Hardly a day goes by without one of our China employment lawyers getting an email or a phone call asking whether we can help them with such and such employment law matter with their existing or (usually) their ex-employer. Many times they will briefly describe their situation and conclude their email with something like, “do I have a case.” Our employment attorneys nearly always respond with something like the following:
We do not know and for us to know we would first need to run a conflict check to make sure we do not represent your employer. Most importantly, we also will need to review your employment contract and we probably will also need to briefly research China’s national employment laws and the local employment laws in your area as well.
And guess what? Much of the time when we do review these contracts they are just terrible for the expat employee. Like really really terrible. We then have to tell the expat that there is little to nothing we can do beyond trying to make their transition to any new job as smooth as possible.
Even though we are pretty certain we know what their answer will be before we ask it, we then ask whether any attorney reviewed their employment contract for them before they signed it. We ask this NOT to emphasize the need to use a China employment lawyer before signing a China employment contract, but on the off chance that their contract was actually reviewed by a lawyer who might be willing to pay the employee some money for having done such a poor job on the contract. So far, no such luck as the response has always been either “no” or “no, it just never occurred to me that might be necessary” or “there was no point because it was just a form contract anyway.” Ugh.
If you are an expat working in China or seeking a job in China or even just renewing your contract with your current employer and it is for a substantial job with a substantial salary, you should have an experienced China employment lawyer review your China employment contract before you sign it. This is especially true if you will be working for a Chinese domestic company. This is also true even if you are given a “form” contract. Many companies use some sort of template or form document for their employees but this does not in any way mean you should not have a qualified lawyer review what you will be signing. Just because the employer uses a template does not mean you will be protected nor does it mean you cannot or should not negotiate the changes you need in it.
In fact, the window after you are offered the job and before you sign the employment contract to take the job is usually the best time to go “back and forth” with your employer to make sure the terms and conditions in your proposed employment contract are as favorable to you as possible. Once you sign your employment contract and begin working, that window has closed and your employer has very little incentive to revise or add anything to your contract.

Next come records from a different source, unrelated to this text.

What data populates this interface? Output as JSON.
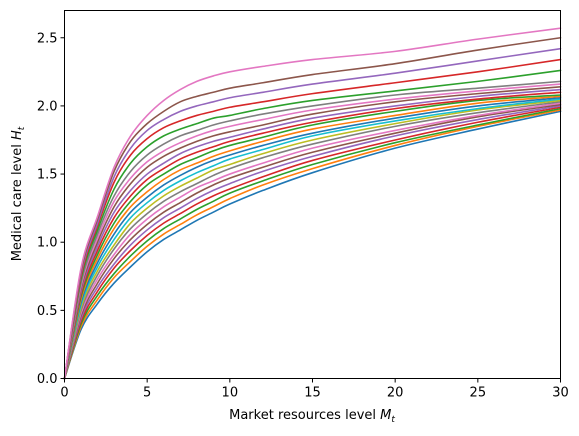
{
  "chart_data": {
    "type": "line",
    "title": "",
    "xlabel": "Market resources level ",
    "xlabel_symbol": "M",
    "xlabel_sub": "t",
    "ylabel": "Medical care level ",
    "ylabel_symbol": "H",
    "ylabel_sub": "t",
    "xlim": [
      0,
      30
    ],
    "ylim": [
      0,
      2.7
    ],
    "xticks": [
      0,
      5,
      10,
      15,
      20,
      25,
      30
    ],
    "xtick_labels": [
      "0",
      "5",
      "10",
      "15",
      "20",
      "25",
      "30"
    ],
    "yticks": [
      0.0,
      0.5,
      1.0,
      1.5,
      2.0,
      2.5
    ],
    "ytick_labels": [
      "0.0",
      "0.5",
      "1.0",
      "1.5",
      "2.0",
      "2.5"
    ],
    "grid": false,
    "legend": "none",
    "x": [
      0,
      1,
      2,
      3,
      4,
      5,
      6,
      7,
      8,
      9,
      10,
      12,
      15,
      20,
      25,
      30
    ],
    "series": [
      {
        "color": "#1f77b4",
        "values": [
          0.0,
          0.36,
          0.55,
          0.7,
          0.82,
          0.93,
          1.02,
          1.09,
          1.16,
          1.22,
          1.28,
          1.38,
          1.51,
          1.69,
          1.83,
          1.96
        ]
      },
      {
        "color": "#ff7f0e",
        "values": [
          0.0,
          0.38,
          0.58,
          0.74,
          0.86,
          0.97,
          1.06,
          1.13,
          1.2,
          1.26,
          1.32,
          1.42,
          1.54,
          1.71,
          1.85,
          1.97
        ]
      },
      {
        "color": "#2ca02c",
        "values": [
          0.0,
          0.4,
          0.61,
          0.77,
          0.9,
          1.01,
          1.1,
          1.17,
          1.24,
          1.3,
          1.36,
          1.45,
          1.57,
          1.73,
          1.86,
          1.98
        ]
      },
      {
        "color": "#d62728",
        "values": [
          0.0,
          0.42,
          0.64,
          0.81,
          0.94,
          1.05,
          1.14,
          1.21,
          1.28,
          1.34,
          1.39,
          1.48,
          1.6,
          1.75,
          1.88,
          1.99
        ]
      },
      {
        "color": "#9467bd",
        "values": [
          0.0,
          0.44,
          0.67,
          0.84,
          0.98,
          1.09,
          1.18,
          1.25,
          1.32,
          1.38,
          1.43,
          1.52,
          1.63,
          1.78,
          1.9,
          2.0
        ]
      },
      {
        "color": "#8c564b",
        "values": [
          0.0,
          0.46,
          0.7,
          0.88,
          1.02,
          1.13,
          1.22,
          1.29,
          1.36,
          1.42,
          1.47,
          1.55,
          1.66,
          1.8,
          1.92,
          2.01
        ]
      },
      {
        "color": "#e377c2",
        "values": [
          0.0,
          0.48,
          0.73,
          0.91,
          1.06,
          1.17,
          1.26,
          1.33,
          1.4,
          1.45,
          1.5,
          1.58,
          1.69,
          1.82,
          1.93,
          2.02
        ]
      },
      {
        "color": "#7f7f7f",
        "values": [
          0.0,
          0.5,
          0.76,
          0.95,
          1.1,
          1.21,
          1.3,
          1.37,
          1.43,
          1.49,
          1.54,
          1.62,
          1.72,
          1.85,
          1.95,
          2.03
        ]
      },
      {
        "color": "#bcbd22",
        "values": [
          0.0,
          0.52,
          0.79,
          0.98,
          1.14,
          1.25,
          1.34,
          1.41,
          1.47,
          1.53,
          1.57,
          1.65,
          1.75,
          1.87,
          1.97,
          2.04
        ]
      },
      {
        "color": "#17becf",
        "values": [
          0.0,
          0.54,
          0.82,
          1.02,
          1.18,
          1.29,
          1.38,
          1.45,
          1.51,
          1.56,
          1.61,
          1.68,
          1.78,
          1.89,
          1.98,
          2.05
        ]
      },
      {
        "color": "#1f77b4",
        "values": [
          0.0,
          0.56,
          0.85,
          1.06,
          1.22,
          1.33,
          1.42,
          1.49,
          1.55,
          1.6,
          1.64,
          1.71,
          1.8,
          1.91,
          2.0,
          2.06
        ]
      },
      {
        "color": "#ff7f0e",
        "values": [
          0.0,
          0.58,
          0.88,
          1.1,
          1.26,
          1.37,
          1.46,
          1.53,
          1.58,
          1.63,
          1.67,
          1.74,
          1.83,
          1.93,
          2.02,
          2.07
        ]
      },
      {
        "color": "#2ca02c",
        "values": [
          0.0,
          0.6,
          0.91,
          1.14,
          1.3,
          1.42,
          1.5,
          1.57,
          1.62,
          1.67,
          1.71,
          1.77,
          1.86,
          1.96,
          2.04,
          2.08
        ]
      },
      {
        "color": "#d62728",
        "values": [
          0.0,
          0.62,
          0.94,
          1.18,
          1.34,
          1.46,
          1.54,
          1.61,
          1.66,
          1.7,
          1.74,
          1.8,
          1.88,
          1.98,
          2.05,
          2.1
        ]
      },
      {
        "color": "#9467bd",
        "values": [
          0.0,
          0.64,
          0.97,
          1.22,
          1.38,
          1.5,
          1.58,
          1.65,
          1.7,
          1.74,
          1.77,
          1.83,
          1.91,
          2.0,
          2.07,
          2.12
        ]
      },
      {
        "color": "#8c564b",
        "values": [
          0.0,
          0.66,
          1.0,
          1.26,
          1.43,
          1.55,
          1.63,
          1.69,
          1.74,
          1.78,
          1.81,
          1.86,
          1.94,
          2.03,
          2.09,
          2.14
        ]
      },
      {
        "color": "#e377c2",
        "values": [
          0.0,
          0.68,
          1.03,
          1.3,
          1.47,
          1.59,
          1.67,
          1.73,
          1.78,
          1.82,
          1.85,
          1.9,
          1.97,
          2.05,
          2.11,
          2.16
        ]
      },
      {
        "color": "#7f7f7f",
        "values": [
          0.0,
          0.7,
          1.06,
          1.34,
          1.52,
          1.64,
          1.72,
          1.78,
          1.82,
          1.86,
          1.89,
          1.94,
          2.0,
          2.08,
          2.13,
          2.18
        ]
      },
      {
        "color": "#2ca02c",
        "values": [
          0.0,
          0.73,
          1.09,
          1.39,
          1.58,
          1.7,
          1.78,
          1.83,
          1.87,
          1.91,
          1.93,
          1.98,
          2.04,
          2.11,
          2.18,
          2.26
        ]
      },
      {
        "color": "#d62728",
        "values": [
          0.0,
          0.75,
          1.12,
          1.44,
          1.64,
          1.76,
          1.84,
          1.89,
          1.93,
          1.96,
          1.99,
          2.03,
          2.09,
          2.17,
          2.25,
          2.34
        ]
      },
      {
        "color": "#9467bd",
        "values": [
          0.0,
          0.77,
          1.14,
          1.48,
          1.69,
          1.82,
          1.9,
          1.96,
          2.0,
          2.03,
          2.06,
          2.1,
          2.16,
          2.24,
          2.33,
          2.42
        ]
      },
      {
        "color": "#8c564b",
        "values": [
          0.0,
          0.79,
          1.17,
          1.52,
          1.74,
          1.87,
          1.96,
          2.03,
          2.07,
          2.1,
          2.13,
          2.17,
          2.23,
          2.31,
          2.41,
          2.5
        ]
      },
      {
        "color": "#e377c2",
        "values": [
          0.0,
          0.81,
          1.19,
          1.55,
          1.78,
          1.93,
          2.04,
          2.12,
          2.18,
          2.22,
          2.25,
          2.29,
          2.34,
          2.4,
          2.49,
          2.57
        ]
      }
    ]
  }
}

Your proposed employment contract should be reviewed to make sure it protects you and includes everything you need or want to be included. To the extent there are ambiguous terms, take the time to seek clarification. And make sure that what you have been promised orally or in some other writing that is not in your employment contract goes in your employment contract. Do not be pressured into signing an employment contract by an arbitrary deadline. If they want you on their team, they can and they will wait a couple of extra days for you to get your employment contract right.
Even on those provisions you cannot change, a good attorney review will give you actionable information for the future. What provisions in your employment contract are illegal and therefore not enforceable against you? What provisions are unfavorable or unfair to you? What matters important to you are missing? Answers to questions like these will give you clarity and help you decide whether to take the job or not. They also will let you know what you can and cannot do if you do take the job.

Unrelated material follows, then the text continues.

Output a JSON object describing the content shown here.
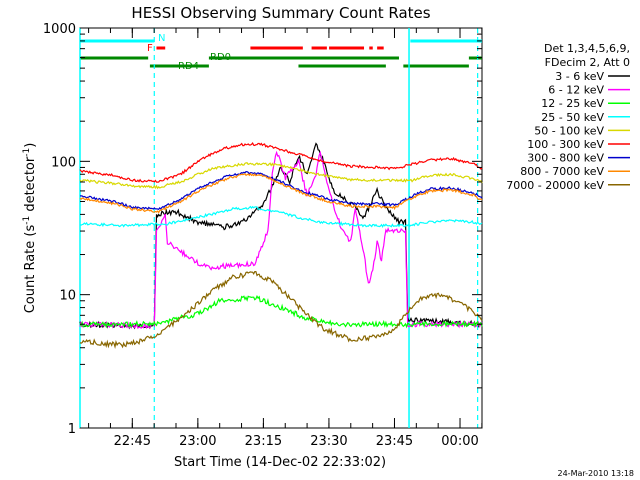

But in our experience, employers are nearly always willing to make concessions to get the expat on board as an employee. Employers are often reluctant to make changes to their form contracts but far more willing to add things to it. For example, if a bonus is created just for your position, you should make sure this bonus is mentioned in your employment contract and that it specifies how much and when and under what conditions you will receive it. Far too often expats are offered a guaranteed bonus that is not mentioned anywhere in their contract.

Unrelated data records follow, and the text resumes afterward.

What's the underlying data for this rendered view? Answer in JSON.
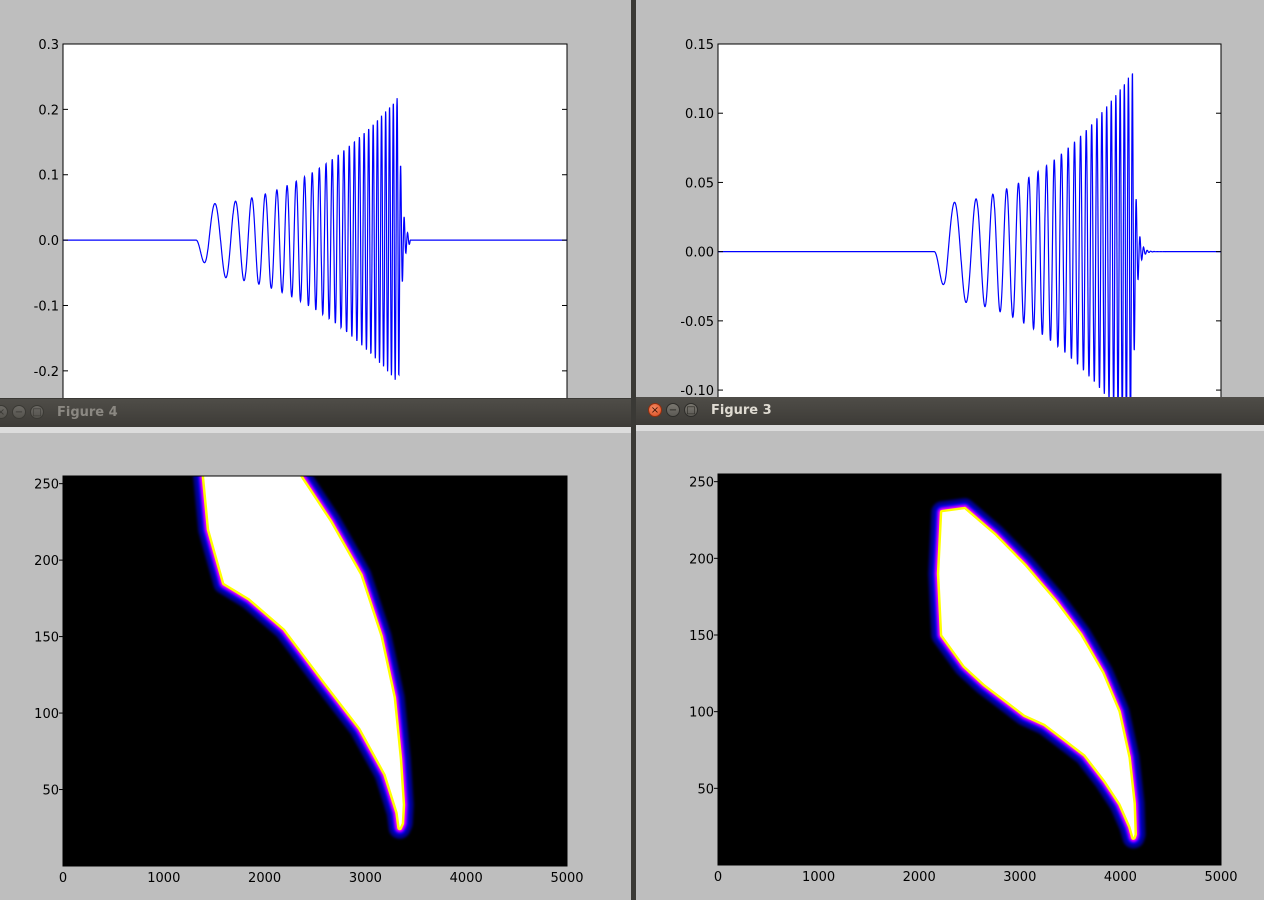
{
  "windows": {
    "figure4": {
      "title": "Figure 4",
      "active": false
    },
    "figure3": {
      "title": "Figure 3",
      "active": true
    }
  },
  "icons": {
    "close": "close-icon",
    "minimize": "minimize-icon",
    "maximize": "maximize-icon"
  },
  "colors": {
    "line": "#0000ff",
    "frame_bg": "#bebebe",
    "titlebar": "#45433f"
  },
  "chart_data": [
    {
      "id": "top-left-line",
      "type": "line",
      "x_range": [
        0,
        5000
      ],
      "ylim": [
        -0.24,
        0.3
      ],
      "y_ticks": [
        "0.3",
        "0.2",
        "0.1",
        "0.0",
        "-0.1",
        "-0.2"
      ],
      "y_tick_values": [
        0.3,
        0.2,
        0.1,
        0.0,
        -0.1,
        -0.2
      ],
      "signal": {
        "onset": 1320,
        "end": 3445,
        "f_start_cycles_per_sample": 0.0038,
        "f_end_cycles_per_sample": 0.03,
        "envelope_start": 0.055,
        "envelope_peak": 0.22,
        "peak_x": 3330
      }
    },
    {
      "id": "top-right-line",
      "type": "line",
      "x_range": [
        0,
        5000
      ],
      "ylim": [
        -0.105,
        0.15
      ],
      "y_ticks": [
        "0.15",
        "0.10",
        "0.05",
        "0.00",
        "-0.05",
        "-0.10"
      ],
      "y_tick_values": [
        0.15,
        0.1,
        0.05,
        0.0,
        -0.05,
        -0.1
      ],
      "signal": {
        "onset": 2150,
        "end": 4450,
        "f_start_cycles_per_sample": 0.0035,
        "f_end_cycles_per_sample": 0.032,
        "envelope_start": 0.035,
        "envelope_peak": 0.13,
        "peak_x": 4120
      }
    },
    {
      "id": "figure4-heatmap",
      "type": "heatmap",
      "xlim": [
        0,
        5000
      ],
      "ylim": [
        0,
        255
      ],
      "x_ticks": [
        "0",
        "1000",
        "2000",
        "3000",
        "4000",
        "5000"
      ],
      "x_tick_values": [
        0,
        1000,
        2000,
        3000,
        4000,
        5000
      ],
      "y_ticks": [
        "250",
        "200",
        "150",
        "100",
        "50"
      ],
      "y_tick_values": [
        250,
        200,
        150,
        100,
        50
      ],
      "colormap": [
        "#000000",
        "#0000ff",
        "#ff00ff",
        "#ffff00",
        "#ffffff"
      ],
      "ridge": {
        "left_edge": [
          [
            1400,
            255
          ],
          [
            1450,
            220
          ],
          [
            1600,
            185
          ],
          [
            1850,
            175
          ],
          [
            2200,
            155
          ],
          [
            2600,
            120
          ],
          [
            2950,
            90
          ],
          [
            3200,
            60
          ],
          [
            3320,
            35
          ],
          [
            3340,
            25
          ]
        ],
        "right_edge": [
          [
            2350,
            255
          ],
          [
            2650,
            225
          ],
          [
            2950,
            190
          ],
          [
            3150,
            150
          ],
          [
            3280,
            110
          ],
          [
            3340,
            70
          ],
          [
            3370,
            40
          ],
          [
            3360,
            28
          ]
        ]
      }
    },
    {
      "id": "figure3-heatmap",
      "type": "heatmap",
      "xlim": [
        0,
        5000
      ],
      "ylim": [
        0,
        255
      ],
      "x_ticks": [
        "0",
        "1000",
        "2000",
        "3000",
        "4000",
        "5000"
      ],
      "x_tick_values": [
        0,
        1000,
        2000,
        3000,
        4000,
        5000
      ],
      "y_ticks": [
        "250",
        "200",
        "150",
        "100",
        "50"
      ],
      "y_tick_values": [
        250,
        200,
        150,
        100,
        50
      ],
      "colormap": [
        "#000000",
        "#0000ff",
        "#ff00ff",
        "#ffff00",
        "#ffffff"
      ],
      "ridge": {
        "left_edge": [
          [
            2230,
            230
          ],
          [
            2200,
            190
          ],
          [
            2230,
            150
          ],
          [
            2450,
            130
          ],
          [
            2650,
            118
          ],
          [
            2850,
            108
          ],
          [
            3050,
            98
          ],
          [
            3250,
            92
          ],
          [
            3450,
            82
          ],
          [
            3650,
            72
          ],
          [
            3850,
            55
          ],
          [
            4000,
            40
          ],
          [
            4100,
            25
          ],
          [
            4130,
            18
          ]
        ],
        "right_edge": [
          [
            2450,
            232
          ],
          [
            2750,
            215
          ],
          [
            3050,
            195
          ],
          [
            3350,
            172
          ],
          [
            3600,
            150
          ],
          [
            3820,
            125
          ],
          [
            3980,
            100
          ],
          [
            4080,
            70
          ],
          [
            4130,
            40
          ],
          [
            4140,
            20
          ]
        ]
      }
    }
  ]
}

On a related note, “yin-yang” contracts are never a good idea for either the employer or the employee. These are contracts where the employer offers the expat an employment contract the expat knows is a fake. The real deal between the employer and the expat employee is in a different document or not in writing at all. These yin-yang contracts are illegal and usually done to skirt taxes and they pretty much invariably lead to trouble. Just don’t do it.
Bottom Line: Expats looking to work in China should have their employment contracts reviewed by a China employment lawyer before they sign it, not after. This is way cheaper and way better in the long run. Trust us on this.